I love tourists.
I love tourists who wear plaid shorts and skimpy shirts — or vice versa — and squeaky sandals; tourists with squalling children in their arms, and fanny packs banging their belts.
It's summer tourist season, and some people complain: Tourists don't know where they're going. They bonk our heads unfolding their street maps, and jam-pack subways, reeking of sunscreen, Starbucks and bug spray.
But I love tourists. They remind us of what's remarkable in the places we walk past.
I love tourists who fall silent when standing in front of Abe Lincoln's noble stone smile; who tear up at the Vietnam Memorial, smile between Mickey and Goofy at Disneyland, gawk at the tippy-top of Sears Tower, and bow their heads at ground zero.
I love tourists who hold up their children to get a better look at the Statue of Liberty, and children who say, "Oh, yeah, I loved New York" — or Chicago, Las Vegas, the Grand Canyon, the Great Wall, the Eiffel Tower, Big Ben, Ol' Faithful, or the Taj Mahal — because they had a great ice cream cone there.
Tourists remind us that life goes on: Eat up.
I love tourists from Idaho who bring "I Love New York" T-shirts back home, and tourists from New York who drive through Mississippi and tell their friends, "You won't believe how nice the folks down there are!"

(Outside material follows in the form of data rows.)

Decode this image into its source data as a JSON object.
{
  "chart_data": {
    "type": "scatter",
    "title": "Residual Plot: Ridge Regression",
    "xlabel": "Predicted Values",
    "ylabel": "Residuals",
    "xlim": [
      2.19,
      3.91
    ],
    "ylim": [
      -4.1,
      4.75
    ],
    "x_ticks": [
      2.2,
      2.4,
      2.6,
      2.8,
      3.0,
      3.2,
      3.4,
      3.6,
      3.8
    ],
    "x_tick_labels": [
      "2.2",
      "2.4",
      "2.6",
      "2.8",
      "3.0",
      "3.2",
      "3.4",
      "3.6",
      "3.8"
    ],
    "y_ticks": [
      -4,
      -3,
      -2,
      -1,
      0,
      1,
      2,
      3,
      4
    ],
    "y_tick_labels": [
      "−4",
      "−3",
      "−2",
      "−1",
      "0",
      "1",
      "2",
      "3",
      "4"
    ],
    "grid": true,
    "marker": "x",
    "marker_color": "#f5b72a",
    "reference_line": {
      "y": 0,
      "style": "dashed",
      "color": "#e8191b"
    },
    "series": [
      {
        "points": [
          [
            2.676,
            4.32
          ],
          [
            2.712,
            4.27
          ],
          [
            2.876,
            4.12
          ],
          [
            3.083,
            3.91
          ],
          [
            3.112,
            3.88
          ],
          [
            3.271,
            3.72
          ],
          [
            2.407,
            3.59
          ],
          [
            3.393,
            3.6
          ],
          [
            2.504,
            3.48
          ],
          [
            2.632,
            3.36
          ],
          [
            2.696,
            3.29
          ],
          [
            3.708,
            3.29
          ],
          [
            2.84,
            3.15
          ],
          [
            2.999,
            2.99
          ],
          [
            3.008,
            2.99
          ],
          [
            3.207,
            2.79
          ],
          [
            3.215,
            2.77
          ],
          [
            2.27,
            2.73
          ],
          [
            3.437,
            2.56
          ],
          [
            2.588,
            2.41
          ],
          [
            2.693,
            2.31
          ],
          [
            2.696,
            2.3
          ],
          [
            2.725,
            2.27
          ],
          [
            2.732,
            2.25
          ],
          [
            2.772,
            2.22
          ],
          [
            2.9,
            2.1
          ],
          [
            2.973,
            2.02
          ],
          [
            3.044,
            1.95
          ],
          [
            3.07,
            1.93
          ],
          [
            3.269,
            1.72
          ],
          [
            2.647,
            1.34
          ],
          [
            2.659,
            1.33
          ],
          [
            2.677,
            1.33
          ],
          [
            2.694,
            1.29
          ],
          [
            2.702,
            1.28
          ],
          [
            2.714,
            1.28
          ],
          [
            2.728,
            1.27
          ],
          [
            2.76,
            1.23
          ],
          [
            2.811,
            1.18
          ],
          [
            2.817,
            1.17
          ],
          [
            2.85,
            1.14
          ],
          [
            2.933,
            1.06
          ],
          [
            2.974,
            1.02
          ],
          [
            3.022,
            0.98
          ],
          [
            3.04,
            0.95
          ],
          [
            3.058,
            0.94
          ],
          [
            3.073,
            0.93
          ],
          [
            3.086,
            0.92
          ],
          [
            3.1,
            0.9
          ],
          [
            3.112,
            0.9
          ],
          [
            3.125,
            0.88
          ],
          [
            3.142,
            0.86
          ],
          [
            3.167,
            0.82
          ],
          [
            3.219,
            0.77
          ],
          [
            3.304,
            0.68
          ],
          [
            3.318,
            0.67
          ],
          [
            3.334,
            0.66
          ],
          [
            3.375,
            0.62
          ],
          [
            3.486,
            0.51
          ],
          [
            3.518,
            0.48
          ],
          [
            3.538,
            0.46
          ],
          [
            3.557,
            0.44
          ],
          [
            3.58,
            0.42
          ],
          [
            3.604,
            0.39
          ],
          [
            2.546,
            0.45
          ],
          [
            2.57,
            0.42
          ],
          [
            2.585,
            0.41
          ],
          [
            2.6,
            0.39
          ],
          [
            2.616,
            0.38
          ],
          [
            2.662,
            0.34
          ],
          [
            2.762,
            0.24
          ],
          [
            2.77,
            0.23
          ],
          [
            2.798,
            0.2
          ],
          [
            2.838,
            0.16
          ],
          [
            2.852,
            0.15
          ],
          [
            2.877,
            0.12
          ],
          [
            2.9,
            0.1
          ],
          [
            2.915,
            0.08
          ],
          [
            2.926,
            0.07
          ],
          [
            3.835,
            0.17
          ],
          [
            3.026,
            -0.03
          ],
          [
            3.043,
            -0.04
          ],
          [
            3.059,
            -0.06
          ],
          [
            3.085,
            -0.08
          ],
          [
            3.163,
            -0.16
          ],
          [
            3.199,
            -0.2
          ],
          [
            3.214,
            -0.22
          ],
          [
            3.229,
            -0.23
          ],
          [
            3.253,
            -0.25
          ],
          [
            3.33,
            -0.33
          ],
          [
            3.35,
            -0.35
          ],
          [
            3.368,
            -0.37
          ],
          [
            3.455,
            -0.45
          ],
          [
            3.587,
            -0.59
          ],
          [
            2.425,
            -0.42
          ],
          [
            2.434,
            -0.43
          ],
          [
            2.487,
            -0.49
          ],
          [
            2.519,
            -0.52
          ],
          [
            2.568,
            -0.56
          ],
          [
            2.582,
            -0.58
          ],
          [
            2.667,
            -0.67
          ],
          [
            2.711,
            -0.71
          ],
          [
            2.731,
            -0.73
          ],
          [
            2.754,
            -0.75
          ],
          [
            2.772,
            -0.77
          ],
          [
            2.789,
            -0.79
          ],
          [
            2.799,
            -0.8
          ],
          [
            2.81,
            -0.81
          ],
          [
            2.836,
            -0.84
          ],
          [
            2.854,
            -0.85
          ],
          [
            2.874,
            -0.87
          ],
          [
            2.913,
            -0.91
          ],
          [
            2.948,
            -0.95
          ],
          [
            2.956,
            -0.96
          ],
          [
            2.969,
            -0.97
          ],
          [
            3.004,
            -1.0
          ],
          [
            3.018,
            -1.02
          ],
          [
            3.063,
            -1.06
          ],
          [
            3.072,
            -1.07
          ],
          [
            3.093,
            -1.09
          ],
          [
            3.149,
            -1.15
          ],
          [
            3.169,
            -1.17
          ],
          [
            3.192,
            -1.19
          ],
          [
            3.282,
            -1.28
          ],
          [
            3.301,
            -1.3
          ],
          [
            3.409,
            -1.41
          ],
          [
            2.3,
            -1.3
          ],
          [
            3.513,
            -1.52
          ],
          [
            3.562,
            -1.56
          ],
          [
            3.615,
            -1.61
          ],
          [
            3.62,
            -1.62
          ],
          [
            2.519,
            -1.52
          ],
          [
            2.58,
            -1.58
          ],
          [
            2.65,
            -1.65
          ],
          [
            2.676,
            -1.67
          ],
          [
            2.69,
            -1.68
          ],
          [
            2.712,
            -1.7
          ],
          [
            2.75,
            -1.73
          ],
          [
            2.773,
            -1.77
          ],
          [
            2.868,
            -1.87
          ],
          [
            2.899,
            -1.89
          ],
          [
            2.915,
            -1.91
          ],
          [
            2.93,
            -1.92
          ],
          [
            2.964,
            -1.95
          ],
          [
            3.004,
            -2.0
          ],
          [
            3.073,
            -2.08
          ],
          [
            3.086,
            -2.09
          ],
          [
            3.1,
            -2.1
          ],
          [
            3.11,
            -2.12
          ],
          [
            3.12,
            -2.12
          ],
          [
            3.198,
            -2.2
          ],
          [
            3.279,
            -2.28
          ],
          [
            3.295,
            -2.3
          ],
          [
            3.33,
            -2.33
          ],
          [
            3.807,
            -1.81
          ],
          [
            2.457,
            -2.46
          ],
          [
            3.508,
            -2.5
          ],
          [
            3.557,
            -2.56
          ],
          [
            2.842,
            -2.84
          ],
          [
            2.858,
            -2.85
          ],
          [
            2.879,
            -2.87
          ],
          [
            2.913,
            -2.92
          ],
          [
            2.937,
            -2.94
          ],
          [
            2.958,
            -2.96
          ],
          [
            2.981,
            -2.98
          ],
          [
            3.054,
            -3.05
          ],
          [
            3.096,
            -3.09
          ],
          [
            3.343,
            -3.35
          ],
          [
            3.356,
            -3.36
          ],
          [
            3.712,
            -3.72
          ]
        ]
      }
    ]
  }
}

I love to see long lines of students from all over who chatter as they go into the Holocaust Memorial Museum, and students who come out holding hands and shaking their heads after they've seen what's inside.
Tourists puncture stereotypes with personal experience.
They notice that New Yorkers aren't rude; in fact, if you ask New Yorkers how to get to Central Park, they're likely to go out of their way to show you, tell you their life story and ask for yours. They've heard that Carnegie Hall joke, too.
Tourists learn that Los Angeles isn't just for movie stars, but is filled with people who take to the roads early to work in factories, restaurants and malls. That the French are actually quite friendly, if a little touchy when Americans ask, "Why do you guys love Jerry Lewis?" That downtown Birmingham, Ala., looks more diverse than Georgetown or Santa Monica, that Germans have a sense of humor, and that Texans, Britons and Australians can make anything sound funny.
I like tourists from Boston who wear their Red Sox caps defiantly on the streets of New York, and tourists from Tokyo who put on Chicago Cubs caps and grin because they've been to Wrigley Field and want to remember it.
I love tourists because they put fresh eyes on familiar places, and remind us that wherever we look, we can find something amazing.